By Heather Lindsey
Retrospective studies in women with advanced ovarian cancer have shown improved survival in those who are current and past users of nonselective beta-blockers.
In a recent feasibility trial, researchers determined that adding nonselective beta-blockers to intraperitoneal (IP) or IV chemotherapy in women with primary peritoneal (EOC) cancer is safe (Gynecol Oncol 2017; http://dx.doi.org/10.1016/j.ygyno.2017.03.058).
The combination could also benefit patients, although more research is needed, said lead study author Premal H. Thaker, MD, MS, Associate Professor of Obstetrics and Gynecology in the Division of Gynecologic Oncology at Washington University School of Medicine in St. Louis. She and her colleagues observed recurrence and mortality rates that were "encouraging based on the typical recurrence and mortality rates for this disease."
Based on this study, nonselective beta-blockers appear safe during primary chemotherapy, commented Kevin Holcomb, MD, Director of Gynecologic Oncology at Weill Cornell Medicine and NewYork-Presbyterian Hospital.
Thaker and her colleagues conducted a prospective study of patients who were started on 40 mg twice daily of oral propranolol 2-3 days before surgery. After intraoperative confirmation of disease, patients were again started on propranolol. It was given with the treating oncologist's choice of standard chemotherapy for 6 cycles. Patients were weaned off the study drug after completion of chemotherapy.
Of 84 enrolled patients, 35 had confirmed EOC and continued taking propranolol.
"Of the 25 evaluable patients, 22 could tolerate the dose that we started them on," said Thaker. Three patients needed a reduced dose of propranolol after the first round of chemotherapy because of hypotension.
Twenty-five women completed propranolol along with 6 cycles of IP (n = 13), dose-dense IV (n= 7), and every 3-week IV chemotherapy (n = 5). Four patients received bevacizumab. One patient was only able to complete 4 cycles of IV chemotherapy
During a 5-year follow-up period, seven patients did not experience a cancer recurrence, 10 have recurrent disease, and eight have died, Thaker reported.
The researchers also conducted a multiplex analysis of 23 cytokines. Compared to baseline blood samples, they observed substantial reductions in circulating proangiogenic molecules, for example, vascular endothelial growth factor (VEGF), interleukin 6 (IL-6), interleukin 8 (IL-8), and monocyte chemoattractant protein-1 (MCP-1).
A Well-Tolerated Drug
Propranolol, which is commonly given for blood pressure, problems with heart rate, and migraine, is typically well-tolerated, although rebound tachycardia and hypotension can be side effects, noted Thaker.

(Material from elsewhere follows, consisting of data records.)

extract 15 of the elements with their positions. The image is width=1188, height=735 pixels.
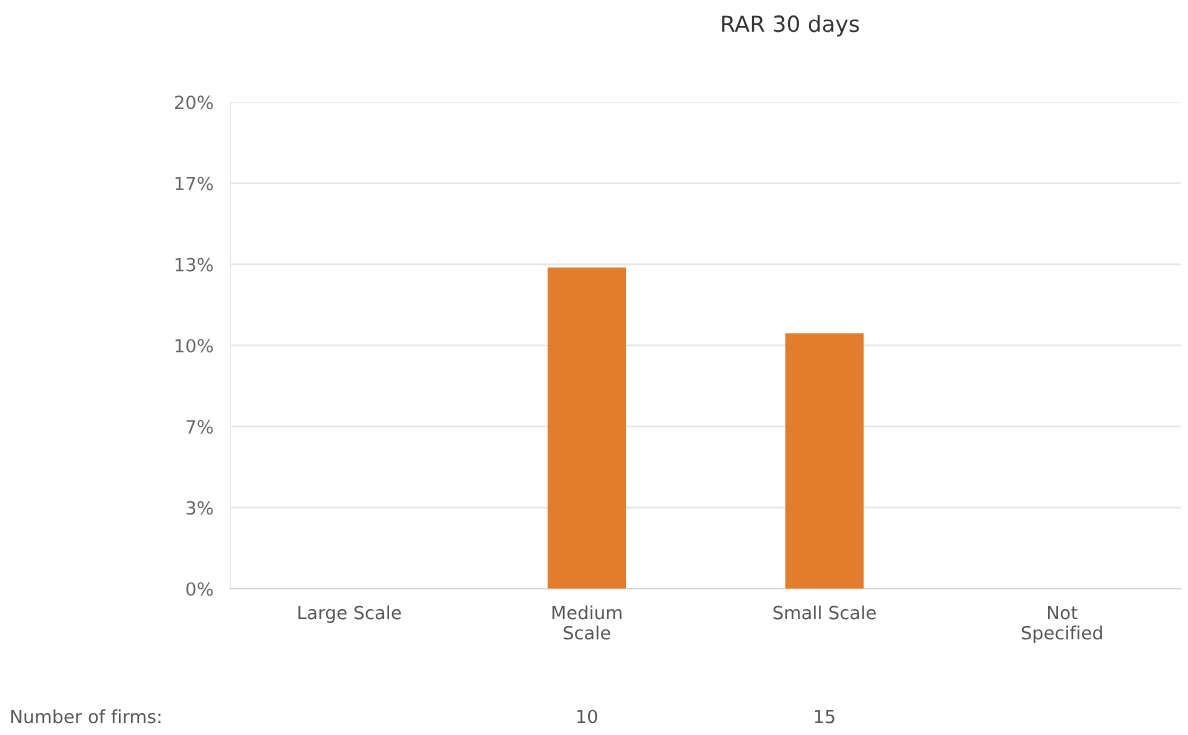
y-tick-label: 0% [186, 582, 213, 596]
y-tick-label: 10% [175, 338, 213, 353]
text: Number of firms: [11, 709, 161, 724]
y-tick-label: 20% [175, 95, 213, 110]
y-tick-label: 13% [175, 257, 213, 272]
text: 10 [577, 709, 598, 724]
chart-title: RAR 30 days [722, 14, 859, 37]
y-tick-label: 7% [186, 420, 213, 434]
x-tick-label: Not Specified [1021, 605, 1102, 644]
x-tick-label: Medium Scale [552, 605, 622, 640]
y-tick-label: 17% [175, 176, 213, 191]
x-tick-label: Small Scale [773, 605, 876, 620]
y-tick-label: 3% [186, 501, 213, 515]
text: 15 [814, 709, 835, 724]
x-tick-label: Large Scale [298, 605, 401, 623]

In the study, fatigue was common in patients, although whether this side effect was because of the propranolol, the chemotherapy, or having recently undergone surgery is unknown, she explained. Other potential side effects of propranolol include nausea, vomiting, diarrhea, constipation, and stomach cramps, according to Holcomb.

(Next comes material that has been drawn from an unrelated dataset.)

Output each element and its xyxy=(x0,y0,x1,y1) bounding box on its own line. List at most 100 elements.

What propranolol mechanisms are benefiting patients "is the million-dollar question," said Thaker. She and her colleagues are still sifting through data from blood and tumor samples taken at several time points during the study; however, she theorizes that the drug may work through antiangiogenic and anti-inflammatory pathways. Specifically, VEGF and IL-6 and IL-8 may play a role in deterring cancer growth.
Holcomb noted that psychosocial stress results in the release of catecholamines from the adrenal gland, including noradrenaline and adrenaline. "These substances have been shown to impede the host immune response, increase tumor cell migration and invasion, and increase the release of proangiogenic factors," he said. "Non-selective beta-blockers have been shown to block these negative effects of the stress response in preclinical models."
Strengths & Limitations
One study strength is that it was a prospective trial with various chemotherapy routes, noted Thaker. Researchers observed tolerability across IP as well as IV chemotherapy, weekly or every 3 weeks. "We also have strong translational correlates," she said, referring to the blood and tumor samples that are giving researchers insight into the tumor microenvironment.
However, one limitation of the study is that it included a small number of patients from a single institution, Holcomb said.
Thaker would like to see studies exploring whether propranolol is an economical and practical drug to give patients. She would also like to see randomized trials of the drug with chemotherapy and potentially as a maintenance therapy.
Other research has shown that propranolol may deter other cancer types such as sarcoma, melanoma, and breast cancer, "So this may be something that is pertinent not just to ovarian cancer patients, but can also work in other disease sites," she said.
"A prospective randomized evaluation of non-selective beta-blockers in women with advanced ovarian cancer with survival as the primary endpoint will be required to definitively determine the impact of this intervention," concluded Holcomb. In keeping with the goal of individualized cancer treatment, future studies need to stratify the various histologic and molecular types of ovarian cancer, he added.
Heather Lindsey is a contributing writer.